President Obama has directed the Secretary of Homeland Security and Attorney General to move available and appropriate enforcement resources to the border. He also directed his team to identify additional actions and send him recommendations by the end of the summer.

“While the president’s announcement today is a welcome first step, the success of this effort will depend largely on what comes next,” Grijalva continued. “Sending more enforcement to our borders will do nothing for the men, women and children who are caught up in our broken system. Nor will it provide a humanitarian solution to the crisis of child refugees arriving from Central America. I look forward to the president’s next steps, and urge him to focus his efforts on protecting vulnerable families going forward.”

Also in response,'s Executive Director Arturo Carmona:

“Latinos want more than words from President Obama on immigration reform, we need action to stop deportations and an end to the President’s attacks on our families and communities.

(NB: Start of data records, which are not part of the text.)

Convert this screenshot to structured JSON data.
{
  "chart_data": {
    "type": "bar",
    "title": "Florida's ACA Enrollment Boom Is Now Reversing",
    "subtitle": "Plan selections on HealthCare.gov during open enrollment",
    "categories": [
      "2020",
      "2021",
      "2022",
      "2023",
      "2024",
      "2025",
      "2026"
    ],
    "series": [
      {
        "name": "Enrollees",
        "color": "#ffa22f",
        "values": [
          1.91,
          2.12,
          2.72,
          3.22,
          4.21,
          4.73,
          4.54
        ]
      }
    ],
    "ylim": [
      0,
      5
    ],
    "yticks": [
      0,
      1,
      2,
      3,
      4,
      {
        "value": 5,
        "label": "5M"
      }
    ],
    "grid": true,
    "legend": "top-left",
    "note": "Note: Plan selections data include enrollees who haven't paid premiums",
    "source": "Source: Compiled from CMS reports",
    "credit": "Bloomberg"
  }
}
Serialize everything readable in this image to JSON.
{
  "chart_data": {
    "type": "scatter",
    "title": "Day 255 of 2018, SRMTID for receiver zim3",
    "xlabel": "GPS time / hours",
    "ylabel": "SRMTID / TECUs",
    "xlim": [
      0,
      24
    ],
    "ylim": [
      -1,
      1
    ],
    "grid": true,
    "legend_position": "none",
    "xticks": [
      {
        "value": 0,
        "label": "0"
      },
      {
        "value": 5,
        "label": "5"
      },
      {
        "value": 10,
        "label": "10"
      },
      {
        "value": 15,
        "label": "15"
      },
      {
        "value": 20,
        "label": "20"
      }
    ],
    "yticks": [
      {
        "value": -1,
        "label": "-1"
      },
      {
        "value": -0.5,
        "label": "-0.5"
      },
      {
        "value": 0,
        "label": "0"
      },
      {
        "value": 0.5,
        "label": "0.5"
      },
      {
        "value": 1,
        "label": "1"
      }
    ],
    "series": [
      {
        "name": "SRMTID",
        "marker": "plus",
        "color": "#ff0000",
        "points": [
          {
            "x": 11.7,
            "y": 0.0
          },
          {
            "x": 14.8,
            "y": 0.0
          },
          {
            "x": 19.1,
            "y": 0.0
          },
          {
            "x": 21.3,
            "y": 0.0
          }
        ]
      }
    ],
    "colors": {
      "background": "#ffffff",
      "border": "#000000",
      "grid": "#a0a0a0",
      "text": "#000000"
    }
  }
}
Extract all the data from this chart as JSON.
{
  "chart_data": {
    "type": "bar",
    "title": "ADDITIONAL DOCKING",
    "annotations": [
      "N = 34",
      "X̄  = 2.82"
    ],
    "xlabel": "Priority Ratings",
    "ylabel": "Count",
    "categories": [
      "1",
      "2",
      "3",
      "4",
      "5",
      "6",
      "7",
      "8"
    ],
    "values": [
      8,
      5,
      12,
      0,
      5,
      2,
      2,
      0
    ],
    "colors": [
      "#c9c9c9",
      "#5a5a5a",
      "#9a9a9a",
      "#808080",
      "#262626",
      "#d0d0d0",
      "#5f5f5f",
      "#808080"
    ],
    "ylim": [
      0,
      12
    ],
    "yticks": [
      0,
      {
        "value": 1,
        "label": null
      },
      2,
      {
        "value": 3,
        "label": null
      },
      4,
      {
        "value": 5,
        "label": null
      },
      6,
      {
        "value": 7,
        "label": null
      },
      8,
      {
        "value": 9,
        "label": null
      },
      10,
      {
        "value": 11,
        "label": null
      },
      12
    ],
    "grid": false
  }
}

Latinos have long borne the brunt of President Obama’s immigration policies— from record deportations to the use of police to harass people of color in the name of immigration enforcement to inhumane raids and record detentions.
Just yesterday, the President asked Congress for $2 billion dollars to respond to a humanitarian crisis of scared Latino children with a militarized border patrol and ramped up deportations. We need a humanitarian response that treats Latino children and families with dignity and respect.

Latinos deserve better from the President, and we hope he uses this opportunity to halt deportations once and for all until our immigration system is fixed.”